I’ve tried to empty the buckets and re-run the jobs following the Pipeling Table Guide, mentioned in a similar post, but failed too.

Any help will be really great, thank you for your time! :slight_smile:

Hello @paulorod7 ,
I’ve run into the same problem (same topology – lambda focusing on batch first, same step failure, same log outputs). Have you by any chance solved the issue, and if, could you please tell me how?

Thanks!

@paulorod7,

It appears you have confused 2 scenarios.

@alex provided instructions for your old topology.

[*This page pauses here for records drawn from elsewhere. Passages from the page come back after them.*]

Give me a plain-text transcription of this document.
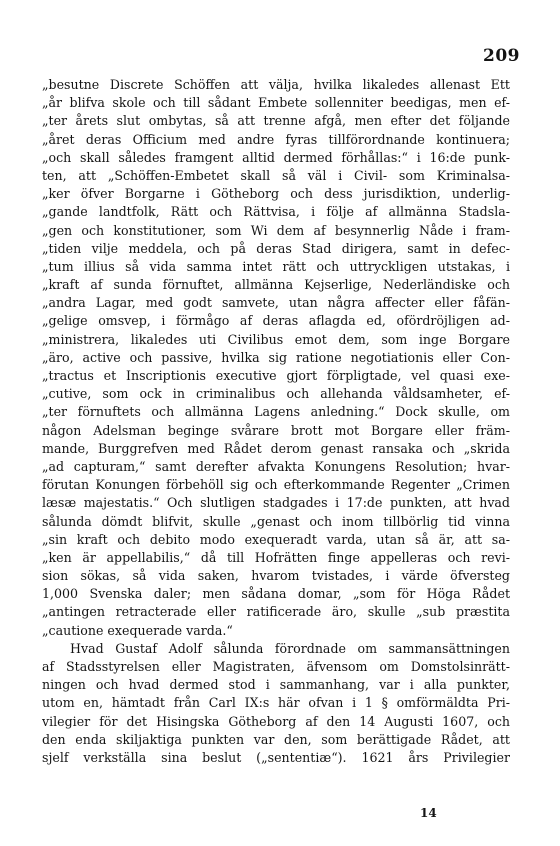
209
„besutne Discrete Schöffen att välja, hvilka likaledes allenast Ett
„år blifva skole och till sådant Embete sollenniter beedigas, men ef-
„ter årets slut ombytas, så att trenne afgå, men efter det följande
„året deras Officium med andre fyras tillförordnande kontinuera;
„och skall således framgent alltid dermed förhållas:“ i 16:de punk-
ten, att „Schöffen-Embetet skall så väl i Civil- som Kriminalsa-
„ker öfver Borgarne i Götheborg och dess jurisdiktion, underlig-
„gande landtfolk, Rätt och Rättvisa, i följe af allmänna Stadsla-
„gen och konstitutioner, som Wi dem af besynnerlig Nåde i fram-
„tiden vilje meddela, och på deras Stad dirigera, samt in defec-
„tum illius så vida samma intet rätt och uttryckligen utstakas, i
„kraft af sunda förnuftet, allmänna Kejserlige, Nederländiske och
„andra Lagar, med godt samvete, utan några affecter eller fåfän-
„gelige omsvep, i förmågo af deras aflagda ed, ofördröjligen ad-
„ministrera, likaledes uti Civilibus emot dem, som inge Borgare
„äro, active och passive, hvilka sig ratione negotiationis eller Con-
„tractus et Inscriptionis executive gjort förpligtade, vel quasi exe-
„cutive, som ock in criminalibus och allehanda våldsamheter, ef-
„ter förnuftets och allmänna Lagens anledning.“ Dock skulle, om
någon Adelsman beginge svårare brott mot Borgare eller främ-
mande, Burggrefven med Rådet derom genast ransaka och „skrida
„ad capturam,“ samt derefter afvakta Konungens Resolution; hvar-
förutan Konungen förbehöll sig och efterkommande Regenter „Crimen
læsæ majestatis.“ Och slutligen stadgades i 17:de punkten, att hvad
sålunda dömdt blifvit, skulle „genast och inom tillbörlig tid vinna
„sin kraft och debito modo exequeradt varda, utan så är, att sa-
„ken är appellabilis,“ då till Hofrätten finge appelleras och revi-
sion sökas, så vida saken, hvarom tvistades, i värde öfversteg
1,000 Svenska daler; men sådana domar, „som för Höga Rådet
„antingen retracterade eller ratificerade äro, skulle „sub præstita
„cautione exequerade varda.“
Hvad Gustaf Adolf sålunda förordnade om sammansättningen
af Stadsstyrelsen eller Magistraten, äfvensom om Domstolsinrätt-
ningen och hvad dermed stod i sammanhang, var i alla punkter,
utom en, hämtadt från Carl IX:s här ofvan i 1 § omförmäldta Pri-
vilegier för det Hisingska Götheborg af den 14 Augusti 1607, och
den enda skiljaktiga punkten var den, som berättigade Rådet, att
sjelf verkställa sina beslut („sententiæ“). 1621 års Privilegier
14
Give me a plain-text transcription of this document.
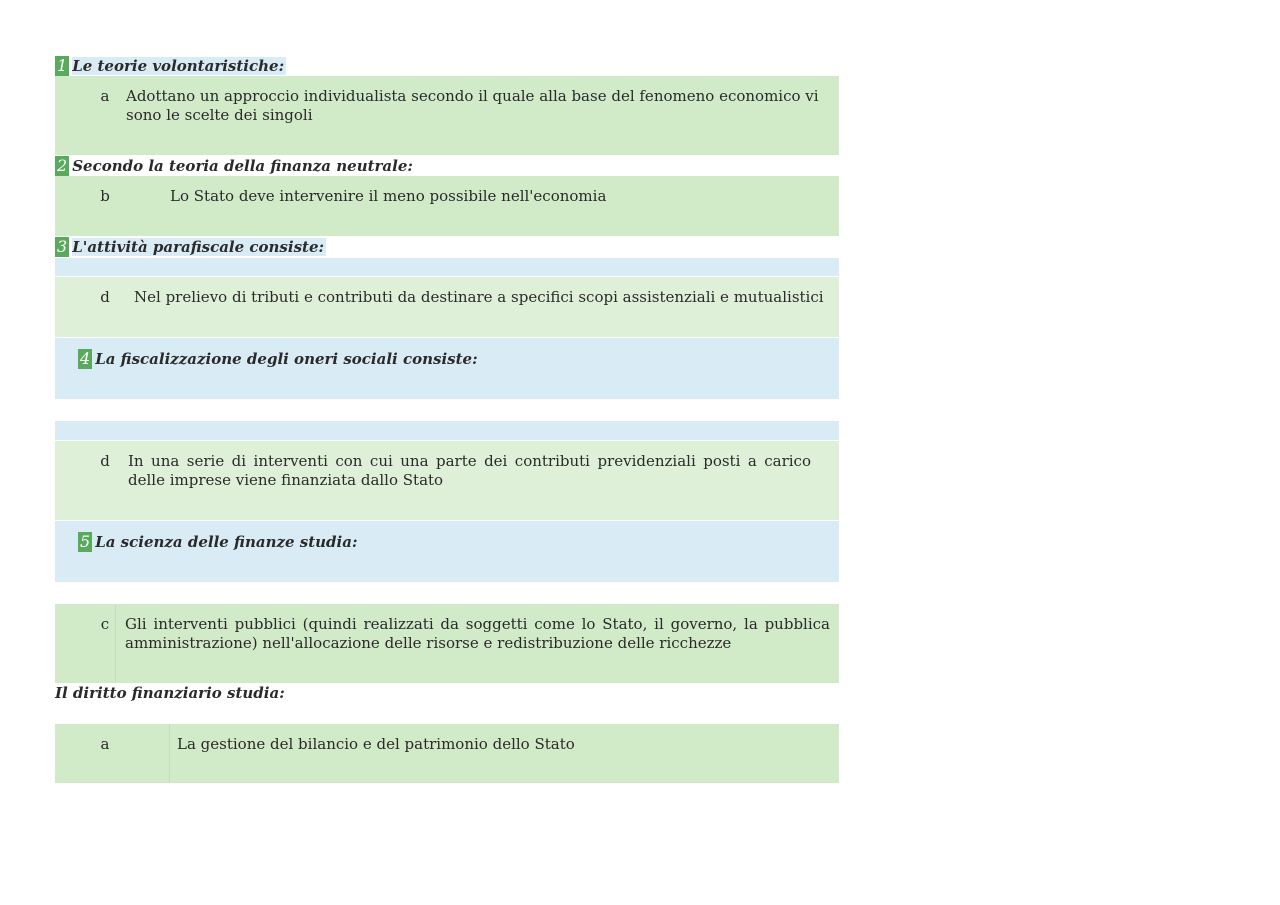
1 Le teorie volontaristiche:
a	Adottano un approccio individualista secondo il quale alla base del fenomeno economico vi sono le scelte dei singoli
2 Secondo la teoria della finanza neutrale:
b	Lo Stato deve intervenire il meno possibile nell'economia
3 L'attività parafiscale consiste:
d	Nel prelievo di tributi e contributi da destinare a specifici scopi assistenziali e mutualistici
4 La fiscalizzazione degli oneri sociali consiste:
d	In una serie di interventi con cui una parte dei contributi previdenziali posti a carico delle imprese viene finanziata dallo Stato
5 La scienza delle finanze studia:
c	Gli interventi pubblici (quindi realizzati da soggetti come lo Stato, il governo, la pubblica amministrazione) nell'allocazione delle risorse e redistribuzione delle ricchezze
Il diritto finanziario studia:
a	La gestione del bilancio e del patrimonio dello Stato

With the new one, you shouldn’t be using --skip staging,enrich (unless recovering from a failure).

Your new topology indicates you sink raw events to S3. You don’t want to skip those but rather process/enrich them with EmrEtlRunner. Do make sure to specify the “thrift” format in your config.yml

collectors:
  format: "thrift"

and run EmrEtlRunner without skipping anything.